Most notably, the bill, unveiled Feb. 4, gives the Homeland Security Secretary — currently Alejandro Mayorkas — a border emergency authority, which would allow him to close the border if certain thresholds are met. The secretary would be empowered to “summarily remove from and prohibit, in whole or in part, entry into the United States of any alien … who is subject to such authority.”
However, the power ultimately lies with the president, who has the authority to suspend the secretary’s border emergency authority powers if he decides it is in the national interest to do so.
According to the bill’s text, the secretary can activate the border emergency authority if, during a period of seven consecutive calendar days, there is an average of 4,000 or more migrants who are encountered each day. Conversely, the secretary must activate the border emergency authority if during a period of seven consecutive calendar days, there is an average of 5,000 or more migrants each day; or if, on any one calendar day, a combined total of 8,500 or more migrants are encountered.

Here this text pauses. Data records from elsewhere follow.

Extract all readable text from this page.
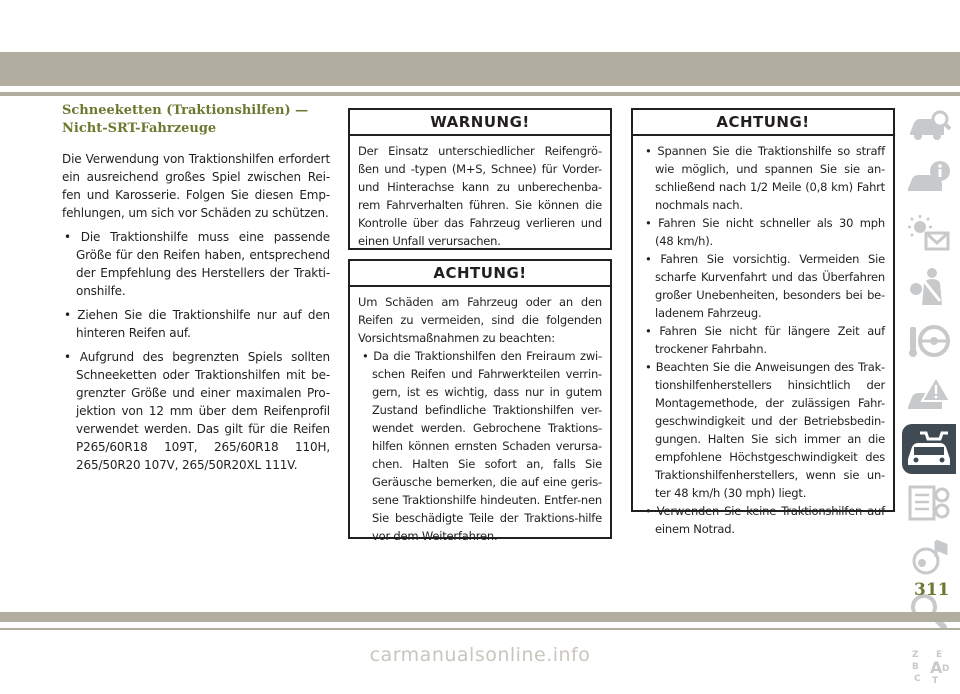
Schneeketten (Traktionshilfen) —
Nicht-SRT-Fahrzeuge

Die Verwendung von Traktionshilfen erfordert ein ausreichend großes Spiel zwischen Rei-fen und Karosserie. Folgen Sie diesen Emp-fehlungen, um sich vor Schäden zu schützen.

• Die Traktionshilfe muss eine passende Größe für den Reifen haben, entsprechend der Empfehlung des Herstellers der Trakti-onshilfe.
• Ziehen Sie die Traktionshilfe nur auf den hinteren Reifen auf.
• Aufgrund des begrenzten Spiels sollten Schneeketten oder Traktionshilfen mit be-grenzter Größe und einer maximalen Pro-jektion von 12 mm über dem Reifenprofil verwendet werden. Das gilt für die Reifen P265/60R18 109T, 265/60R18 110H, 265/50R20 107V, 265/50R20XL 111V.
WARNUNG!

Der Einsatz unterschiedlicher Reifengrö-ßen und -typen (M+S, Schnee) für Vorder- und Hinterachse kann zu unberechenba-rem Fahrverhalten führen. Sie können die Kontrolle über das Fahrzeug verlieren und einen Unfall verursachen.

ACHTUNG!

Um Schäden am Fahrzeug oder an den Reifen zu vermeiden, sind die folgenden Vorsichtsmaßnahmen zu beachten:

• Da die Traktionshilfen den Freiraum zwi-schen Reifen und Fahrwerkteilen verrin-gern, ist es wichtig, dass nur in gutem Zustand befindliche Traktionshilfen ver-wendet werden. Gebrochene Traktions-hilfen können ernsten Schaden verursa-chen. Halten Sie sofort an, falls Sie Geräusche bemerken, die auf eine geris-sene Traktionshilfe hindeuten. Entfer-nen Sie beschädigte Teile der Traktions-hilfe vor dem Weiterfahren.
ACHTUNG!
• Spannen Sie die Traktionshilfe so straff wie möglich, und spannen Sie sie an-schließend nach 1/2 Meile (0,8 km) Fahrt nochmals nach.
• Fahren Sie nicht schneller als 30 mph (48 km/h).
• Fahren Sie vorsichtig. Vermeiden Sie scharfe Kurvenfahrt und das Überfahren großer Unebenheiten, besonders bei be-ladenem Fahrzeug.
• Fahren Sie nicht für längere Zeit auf trockener Fahrbahn.
• Beachten Sie die Anweisungen des Trak-tionshilfenherstellers hinsichtlich der Montagemethode, der zulässigen Fahr-geschwindigkeit und der Betriebsbedin-gungen. Halten Sie sich immer an die empfohlene Höchstgeschwindigkeit des Traktionshilfenherstellers, wenn sie un-ter 48 km/h (30 mph) liegt.
• Verwenden Sie keine Traktionshilfen auf einem Notrad.
Z E
B A
C
D
T
311
carmanualsonline.info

There are limitations to the authority. The bill’s text states after its passage the secretary can only activate the emergency border authority for 270 calendar days in the first year, 225 calendar days in the second year, and 180 calendar days in the third year, all unless certain thresholds are met.
Further, the text states that when the emergency authority is activated, the secretary shall maintain the capacity to process, and continue processing, a minimum of 1,400 migrants each calendar day cumulatively across all southwest land border ports of entry.
Bishop Seitz argues that this provision creates the opportunity for “harmful, arbitrary, and counterproductive treatment of vulnerable persons” who enter the country via the southern border.
Another provision in the bill is an expedited asylum adjudication process for migrants who enter the country illegally — cutting the wait period from what is typically years to months, and to the “maximum extent possible” within 90 days. Bishop Seitz argues in the letter that these provisions are “severely limiting due process and access to asylum” for migrants.
Finally, the bill also heightens the credible fear of torture standard for migrants, which Bishop Seitz argues makes “it even more difficult … for those with bona fide claims to pursue relief in the United States.”
Combined, Bishop Seitz argues the provisions would be ineffective at curbing migration.
“Such measures target the symptoms of underlying challenges through an ineffective deterrence-centered approach instead of addressing the challenges themselves,” Bishop Seitz explained. “We reiterate that attempting to resolve complex migration-related challenges that have festered for decades in the time-sensitive context of an emergency funding bill is not conducive to prudent policymaking.”
“Moreover, the provisions prompting our concern would not reduce irregular migration, especially when it is the result of desperation,” Bishop Seitz continued. “Rather, they would have the unintended consequence of further empowering smugglers, traffickers, gangs, and other bad actors who seek to exploit vulnerable persons, most often women and children.”
The bill, H.R. 815, in which the provisions are included, is the Senate’s version of the Emergency National Security Supplemental Appropriations Act, 2024. The $118 billion package also includes aid funding to Israel, Ukraine, and Taiwan.
One thing Bishop Seitz did applaud was the bipartisan effort that went into drafting the legislation.
“We will always commend good-faith bipartisan cooperation to address the challenges confronting our nation, and we cannot achieve the necessary reform of our immigration system without authentic bipartisanship,” Bishop Seitz said. “A transparent, well-informed, bicameral, and truly bipartisan approach is urgently needed, and my brother bishops and I remain committed to help you achieve it.”